А что, встроенная, помогающая выжить, спасительная и невероятно горькая.
Кем он был для них? Поздняя игрушка родителей? Нудная обязанность? Только Анжела любила его по-настоящему, понимала, берегла.
– Если пришел меня убить, то убивай, – Дашка открыла корзинку, из которой вытащила алую шелковую ленту и ножницы. – Если нет – убирайся. Разговаривать с тобой у меня ни малейшего желания.
– Это ты мне звонила?
– Я? Звонила тебе? Зачем?
Чтобы пугать, шантажировать, унизить в очередной раз, указать на место – тысяча причин, но один ответ – только она достаточно умна, чтобы докопаться до истины.
– Знаешь, Милочка, – спокойно сказала Даша, отхватывая от ленты алый лоскуток. – Сдается мне, что тебя хотят использовать. А ты, глупый, и рад поддаться. Ты слишком труслив, чтобы думать логически.
Вот стерва! Всегда стервой была.
Щелкнули ножницы, кусок алого шелка упал на колени.
– Гораздо интереснее то, кто это может быть? Ты случайно не знаешь, кому мог перейти дорогу? Хотя ты же никогда не обращал внимания на людей. Действительно, зачем? Ведь важен только ты...
Еще щелчок. И еще. Шелковые ошметки складываются причудливым узором, от которого он не может отвести взгляд.

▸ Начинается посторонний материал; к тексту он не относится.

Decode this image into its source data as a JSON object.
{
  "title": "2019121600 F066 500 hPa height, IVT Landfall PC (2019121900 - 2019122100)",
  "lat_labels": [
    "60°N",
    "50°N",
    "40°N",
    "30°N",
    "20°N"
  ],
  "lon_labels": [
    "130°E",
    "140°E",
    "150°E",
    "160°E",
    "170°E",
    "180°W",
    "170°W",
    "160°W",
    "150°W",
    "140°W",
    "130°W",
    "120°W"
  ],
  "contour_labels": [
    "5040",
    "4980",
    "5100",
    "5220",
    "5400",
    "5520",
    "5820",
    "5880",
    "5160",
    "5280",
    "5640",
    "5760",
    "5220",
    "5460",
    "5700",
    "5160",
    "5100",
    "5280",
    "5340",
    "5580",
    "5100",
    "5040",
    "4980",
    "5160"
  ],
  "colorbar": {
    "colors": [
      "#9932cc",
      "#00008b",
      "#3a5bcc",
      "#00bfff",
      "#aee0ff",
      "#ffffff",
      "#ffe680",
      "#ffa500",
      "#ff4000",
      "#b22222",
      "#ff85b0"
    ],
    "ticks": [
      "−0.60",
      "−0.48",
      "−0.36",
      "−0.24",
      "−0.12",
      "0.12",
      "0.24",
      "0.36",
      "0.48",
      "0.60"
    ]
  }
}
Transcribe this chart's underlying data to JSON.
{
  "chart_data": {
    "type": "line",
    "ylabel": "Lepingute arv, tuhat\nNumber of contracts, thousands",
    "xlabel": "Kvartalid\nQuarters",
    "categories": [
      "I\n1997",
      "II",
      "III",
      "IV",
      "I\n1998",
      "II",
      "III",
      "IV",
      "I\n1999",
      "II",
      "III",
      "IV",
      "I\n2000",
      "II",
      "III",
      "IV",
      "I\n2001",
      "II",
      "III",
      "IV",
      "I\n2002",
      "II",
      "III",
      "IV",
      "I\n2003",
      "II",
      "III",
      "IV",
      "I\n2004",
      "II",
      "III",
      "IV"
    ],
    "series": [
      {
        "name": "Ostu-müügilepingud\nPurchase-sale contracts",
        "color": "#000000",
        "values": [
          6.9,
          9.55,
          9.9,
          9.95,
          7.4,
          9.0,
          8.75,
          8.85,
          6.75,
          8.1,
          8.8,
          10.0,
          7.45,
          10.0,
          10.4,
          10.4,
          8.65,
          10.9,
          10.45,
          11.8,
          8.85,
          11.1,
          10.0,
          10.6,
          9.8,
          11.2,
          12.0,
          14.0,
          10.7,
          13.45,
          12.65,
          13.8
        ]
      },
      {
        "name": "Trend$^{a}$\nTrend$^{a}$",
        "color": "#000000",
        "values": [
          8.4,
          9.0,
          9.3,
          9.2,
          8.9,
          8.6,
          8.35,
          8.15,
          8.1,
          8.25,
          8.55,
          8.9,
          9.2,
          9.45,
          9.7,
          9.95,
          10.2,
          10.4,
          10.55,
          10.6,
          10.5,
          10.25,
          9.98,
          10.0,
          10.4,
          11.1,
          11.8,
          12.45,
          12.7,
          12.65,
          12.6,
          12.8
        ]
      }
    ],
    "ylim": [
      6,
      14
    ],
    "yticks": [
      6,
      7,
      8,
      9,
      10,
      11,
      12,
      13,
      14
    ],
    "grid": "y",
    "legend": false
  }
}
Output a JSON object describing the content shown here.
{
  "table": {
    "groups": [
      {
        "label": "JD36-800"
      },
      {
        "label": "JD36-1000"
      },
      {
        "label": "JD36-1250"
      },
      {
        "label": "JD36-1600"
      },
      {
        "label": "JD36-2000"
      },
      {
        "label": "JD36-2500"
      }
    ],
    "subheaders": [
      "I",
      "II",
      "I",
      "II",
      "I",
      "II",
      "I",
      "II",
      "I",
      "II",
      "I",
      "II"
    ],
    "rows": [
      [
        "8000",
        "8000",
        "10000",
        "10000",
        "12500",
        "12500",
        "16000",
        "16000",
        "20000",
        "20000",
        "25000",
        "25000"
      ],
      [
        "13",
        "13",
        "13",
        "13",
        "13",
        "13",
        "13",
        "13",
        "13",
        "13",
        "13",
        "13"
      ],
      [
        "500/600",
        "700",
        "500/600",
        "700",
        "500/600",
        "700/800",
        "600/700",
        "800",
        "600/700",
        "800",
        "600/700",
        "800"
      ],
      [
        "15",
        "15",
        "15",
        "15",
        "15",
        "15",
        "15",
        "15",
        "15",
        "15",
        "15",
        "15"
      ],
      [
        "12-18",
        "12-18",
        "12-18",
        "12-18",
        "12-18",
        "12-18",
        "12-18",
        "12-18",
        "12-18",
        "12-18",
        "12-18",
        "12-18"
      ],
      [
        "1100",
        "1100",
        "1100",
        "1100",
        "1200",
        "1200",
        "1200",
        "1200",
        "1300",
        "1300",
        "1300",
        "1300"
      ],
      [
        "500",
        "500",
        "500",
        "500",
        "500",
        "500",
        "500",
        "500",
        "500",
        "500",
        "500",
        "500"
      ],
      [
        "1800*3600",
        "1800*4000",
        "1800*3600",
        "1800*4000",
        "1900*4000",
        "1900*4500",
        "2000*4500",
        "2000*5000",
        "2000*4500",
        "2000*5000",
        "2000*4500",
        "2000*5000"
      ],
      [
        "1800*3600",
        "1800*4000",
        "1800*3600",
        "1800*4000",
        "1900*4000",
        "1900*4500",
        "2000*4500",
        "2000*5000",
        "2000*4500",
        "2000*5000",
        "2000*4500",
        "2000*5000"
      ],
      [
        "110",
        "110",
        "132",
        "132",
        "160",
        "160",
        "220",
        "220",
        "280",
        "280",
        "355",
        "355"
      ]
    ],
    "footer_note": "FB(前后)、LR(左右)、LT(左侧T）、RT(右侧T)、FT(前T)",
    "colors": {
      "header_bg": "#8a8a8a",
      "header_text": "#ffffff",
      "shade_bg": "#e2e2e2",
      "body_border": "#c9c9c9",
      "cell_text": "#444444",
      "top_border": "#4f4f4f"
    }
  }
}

– Ты никого никогда не слушал, наоборот, тебе нравилось идти наперекор. Не потому, что ты и вправду хотел причинить вред, нет, для этого нужно думать, а думать ты не способен, другое дело пакостить исподтишка, чтобы позлить Сержа. Ты мелочная тварь, и только Желлочка видела в тебе что-то большее.
Желлочка? Зачем она вспомнила Анжелу? Хочет напомнить о том деле? А он не виноват, ну не виноват и все! И кому как не Дашке знать это.
– А ты ее убила! И Сержа тоже, из мести. И Лельку выставила из дому, напугала, как и меня. Ты всегда умела решать проблемы быстро и решительно.
– А ты всегда только и умел, что ныть да искать виноватых, – чертова стерва даже не вздрогнула. Не боится? Ну да, у него доказательств нет, у него ничего нет, кроме собственного страха и отчаяния. Но хватит, он устал от всего этого, он знает выход, он сумеет.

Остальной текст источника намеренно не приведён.